Well, one date that sticks out is 410. On the one hand, that’s a date in living memory. Granted, in the intervening 67 years there was enough time for a couple generations to be born and grow up, but that’s still a time that some living folks could remember. I stress living memory because word of mouth is how most folks would know their history. Yes, there were books, in fact there were a lot of books we don’t have surviving today, that folks could look to for stories of the glories of the Empire. However, you’d both need physical possession or access to the book and a person who could read in order to get at those written memories. For most folks, what the elders in your town or village remembered was your frame of reference though you’d have at least a vague sense of the old power of the Empire.

I pick out 410 because in that year Rome was sacked by the Goths. The “golden age” of the Empire was a few centuries gone by the time 410 rolled along but that sack really signaled a moment of Roman weakness. The Empire was able to rally, but that post-410 world would have meant something different to your average folks. It signaled that whatever the Empire had once been, it was now truly vulnerable.

In the intervening decades bits of the West began to fall off into self-directing “Barbarian” Kingdoms, but it’s honestly, in many cases, an open question how much this impacted life on the ground. There were certainly land seizures but likely not wholesale random slaughter. While this would be unpleasant at best for the mass of the people, it’s good to keep in mind that the Roman Empire was not all sunshine and roses for its non-elite residents. Life under a Frankish or Visigothic warlord might not have been all that different for the mass of the populace than life under Roman governors. It was certainly a time of violence and danger, but that doesn’t make 476 any different than, more or less, the 60 or more years before or after.

For the average Roman citizen I doubt that there was much more of a sense of “doom and gloom” and that things were “falling apart” on September 4, 476 than on September 3 or September 5. For the elite, though, folks who had money and lands that they saw slowly (or quickly) drifting out of their control, folks who had to grapple with a loss of political domination, folks who had a frame of reference that perhaps helped them understand better the gulf that separated them from their 2nd century counterparts, they almost certainly felt the gloom.

On a personal note, I feel much more sadness for the majority of the Empire who just continued to live difficult lives under new elites than I do for the privileged upper echelons of Roman society who saw their power collapse.

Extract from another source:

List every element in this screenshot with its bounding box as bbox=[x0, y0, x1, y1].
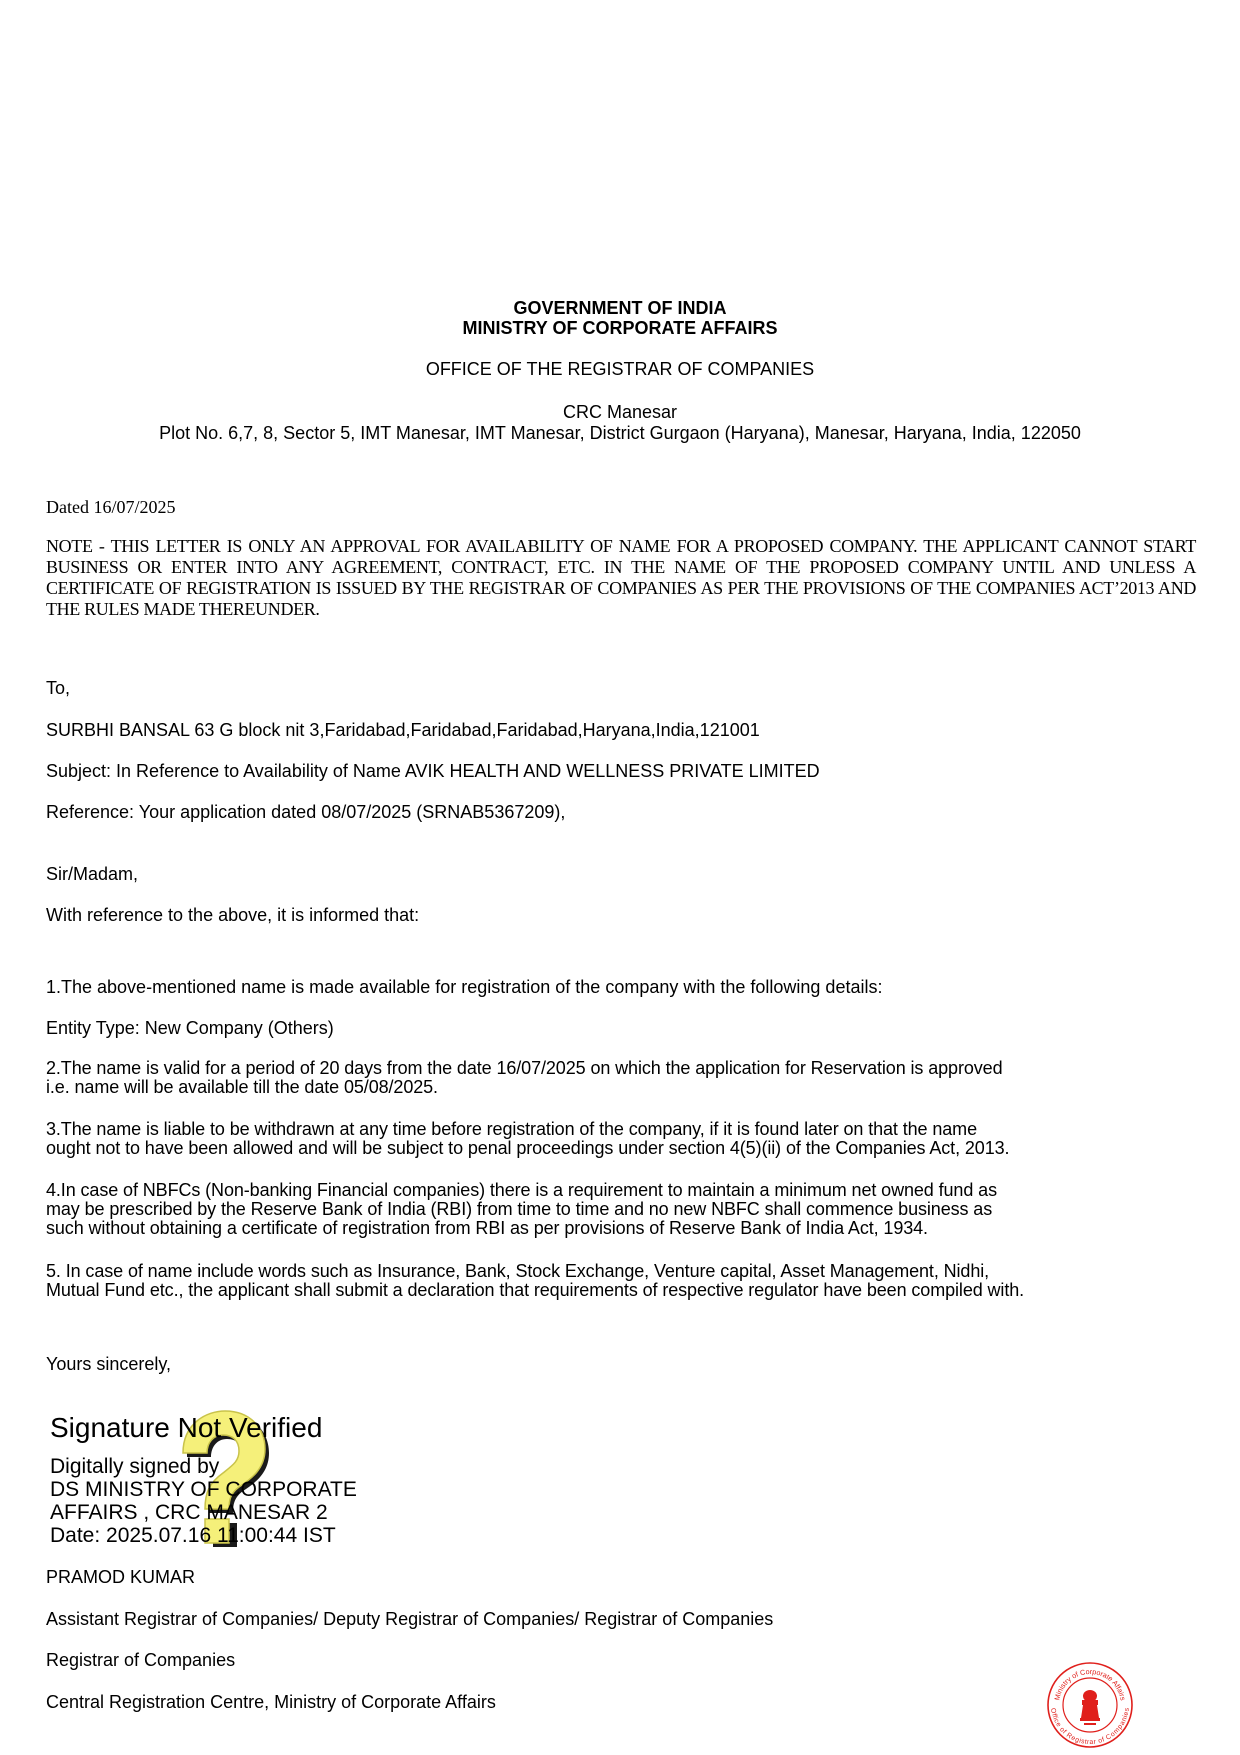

If you’re looking for readings, I recommend the following in no specific order: Kulikowski, The Tragedy of Empire: From Constantine to the Destruction of Italy, 2019 McEvoy, Child Emperor Rule in the Late Roman West, 2013 James, The Franks, 1988 Goffart, Barbarians and Romans:Techniques of Accommodation, 1980 (though I very much disagree with it) Grey, Constructing Communities in the Late Roman Countryside, 2011 Anything by Peter Brown.